Pancasila sebagai perekat semua anak bangsa yang memiliki keragaman yang sangat luar biasa besarnya. Tidak saja dari sisi suku, agama, bahasa, bahkan juga geografis dan tipikel demografis yang sangat komplit ada di republik yang di pecaya sangat kaya raya.
Bila dilihat usia 74 tahun perjalanan waktu dalam udara kemerdekaan, harusnya kesimpulan yang bisa di rumuskan adalah bahwa bangsa ini tetap bersatu, bersekutu, menjadi kuat karena memiliki dasar dan alat perekat yang sangat kuat dan awet, yang tidak mudah hancur, roboh, robek atau hilang, yaitu Pancasila.
Pancasila sebagai alat perekat dan pemersatu negeri ini hingga mampu melewati usia hingga 74 tahun saat ini, ketika di rayakan peringatannya 1 Juni 2019.
Pertanyaan yang sifatnya reflektif adalah apakah Pancasila masih kuat sebagai alat perekat bangsa ini? Atau seberapa kuat rekatan yang dimiliki Pancasila untuk tetap menyatukan keragaman dari Indonesia saat ini dan kedepan mengingat dinamika perubahan dan perkembangan yang sedang terjadi?
Pertanyaan ini menjadi sangat penting dan relevan dengan situasi yang sedang dihadapi oleh bangsa ini sejak reformasi digulirkan 21 tahun yang silam, ketika Rezim Orde Baru di bawah kepemimpinan Presiden Soeharto tumbang.
Situasi yang dimaksudkan adalah adanya keretakan sosial yang sangat signifikan di tengah-tengah dinamika politik yang sedang menjadi pendorong kuat dinamika yang ada saat ini.

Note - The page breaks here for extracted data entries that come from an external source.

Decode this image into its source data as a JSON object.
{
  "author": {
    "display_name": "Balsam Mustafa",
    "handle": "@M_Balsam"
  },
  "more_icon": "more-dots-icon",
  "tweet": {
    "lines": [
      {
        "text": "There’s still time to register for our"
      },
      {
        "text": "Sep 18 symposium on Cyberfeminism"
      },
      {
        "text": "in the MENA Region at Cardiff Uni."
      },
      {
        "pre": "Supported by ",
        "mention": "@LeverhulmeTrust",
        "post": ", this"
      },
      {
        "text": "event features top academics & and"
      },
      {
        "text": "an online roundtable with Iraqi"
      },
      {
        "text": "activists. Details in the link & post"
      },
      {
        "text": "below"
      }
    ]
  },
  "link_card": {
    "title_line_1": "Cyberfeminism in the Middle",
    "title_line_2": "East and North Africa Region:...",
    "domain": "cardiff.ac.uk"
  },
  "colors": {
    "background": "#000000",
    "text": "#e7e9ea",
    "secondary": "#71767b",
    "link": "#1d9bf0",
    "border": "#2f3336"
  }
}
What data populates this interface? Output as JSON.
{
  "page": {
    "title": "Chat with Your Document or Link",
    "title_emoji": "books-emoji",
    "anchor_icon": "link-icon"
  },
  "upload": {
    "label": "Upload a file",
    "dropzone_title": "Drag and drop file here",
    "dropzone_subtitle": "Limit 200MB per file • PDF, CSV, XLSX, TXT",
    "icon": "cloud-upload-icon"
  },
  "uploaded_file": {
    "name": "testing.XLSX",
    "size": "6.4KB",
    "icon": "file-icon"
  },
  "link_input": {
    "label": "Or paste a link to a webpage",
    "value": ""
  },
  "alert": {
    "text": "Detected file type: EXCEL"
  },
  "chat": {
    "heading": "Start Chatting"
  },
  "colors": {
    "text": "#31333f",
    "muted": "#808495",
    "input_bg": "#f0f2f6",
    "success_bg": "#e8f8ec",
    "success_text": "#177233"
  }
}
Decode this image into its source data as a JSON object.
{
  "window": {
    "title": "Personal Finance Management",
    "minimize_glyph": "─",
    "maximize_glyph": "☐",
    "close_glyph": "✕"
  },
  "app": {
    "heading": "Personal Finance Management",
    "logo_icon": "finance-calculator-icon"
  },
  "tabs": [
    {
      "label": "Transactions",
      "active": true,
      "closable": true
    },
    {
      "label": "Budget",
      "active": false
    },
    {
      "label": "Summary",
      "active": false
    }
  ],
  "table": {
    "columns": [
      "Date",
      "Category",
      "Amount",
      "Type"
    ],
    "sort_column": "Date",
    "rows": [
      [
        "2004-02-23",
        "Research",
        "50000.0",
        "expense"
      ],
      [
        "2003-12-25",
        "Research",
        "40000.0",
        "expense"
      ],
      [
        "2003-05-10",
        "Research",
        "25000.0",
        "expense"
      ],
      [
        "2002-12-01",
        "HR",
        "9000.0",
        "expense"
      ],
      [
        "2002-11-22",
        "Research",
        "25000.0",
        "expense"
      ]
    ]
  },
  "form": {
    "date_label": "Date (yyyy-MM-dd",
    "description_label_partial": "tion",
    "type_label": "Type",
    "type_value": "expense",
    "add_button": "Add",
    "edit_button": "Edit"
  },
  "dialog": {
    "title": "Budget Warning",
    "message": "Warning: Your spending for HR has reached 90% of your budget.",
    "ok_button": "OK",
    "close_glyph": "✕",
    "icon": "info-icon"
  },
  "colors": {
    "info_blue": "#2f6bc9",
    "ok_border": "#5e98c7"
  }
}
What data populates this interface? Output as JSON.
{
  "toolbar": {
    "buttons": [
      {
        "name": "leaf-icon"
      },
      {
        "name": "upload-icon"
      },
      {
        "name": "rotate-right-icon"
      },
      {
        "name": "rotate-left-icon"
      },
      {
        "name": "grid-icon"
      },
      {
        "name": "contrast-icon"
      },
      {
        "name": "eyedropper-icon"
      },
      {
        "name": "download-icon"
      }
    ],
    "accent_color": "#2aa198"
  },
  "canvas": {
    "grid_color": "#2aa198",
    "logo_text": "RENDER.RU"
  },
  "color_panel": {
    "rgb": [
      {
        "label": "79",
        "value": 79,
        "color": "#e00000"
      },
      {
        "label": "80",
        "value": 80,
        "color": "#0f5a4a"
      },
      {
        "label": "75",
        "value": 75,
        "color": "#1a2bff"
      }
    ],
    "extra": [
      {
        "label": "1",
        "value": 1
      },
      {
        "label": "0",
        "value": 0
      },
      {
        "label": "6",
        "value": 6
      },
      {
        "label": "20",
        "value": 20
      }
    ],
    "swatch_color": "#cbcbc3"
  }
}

Munculnya keinginan untuk mendirikan negara dengan dasar yang berbeda dengan Pancasila sebagai dasari NKRI. Walaupun pada akhirnya pemerintah telah melarang organisasi HTI sebagai gerbong yang akan mengakomodir seluruh gagasan untuk sebuah mimpi bagi negara dengan dasar yang lain.
Akibatnya adalah hilang ketenangan dan kedamaian di tengah-tengah masyarakat dengan munculnya dorongan mempertajam dan membenturkan perbedaan identitas sakral yang dimiliki oleh masyarakat, yaitu agama dan kepercayaan masing-masing. Situasinya semakin menjadi sensitif dan akhirnya masyarakat saling berhadap-hadapan, saling curiga, dan berakhir dengan konflik yang akan merugikan semua orang.
Masyarakat menjadi mudah terprovokasi untuk melakukan kekerasan maupun gangguan-gangguan bagi kehidupan publik yang damai dan tenteram, Karena ujung-ujung dari semua polarisasi yang ada adalah radikalisme dan terorisme yang mencuri semua kedamaian yang harusnya dimiliki oleh semua anggota masyarakat.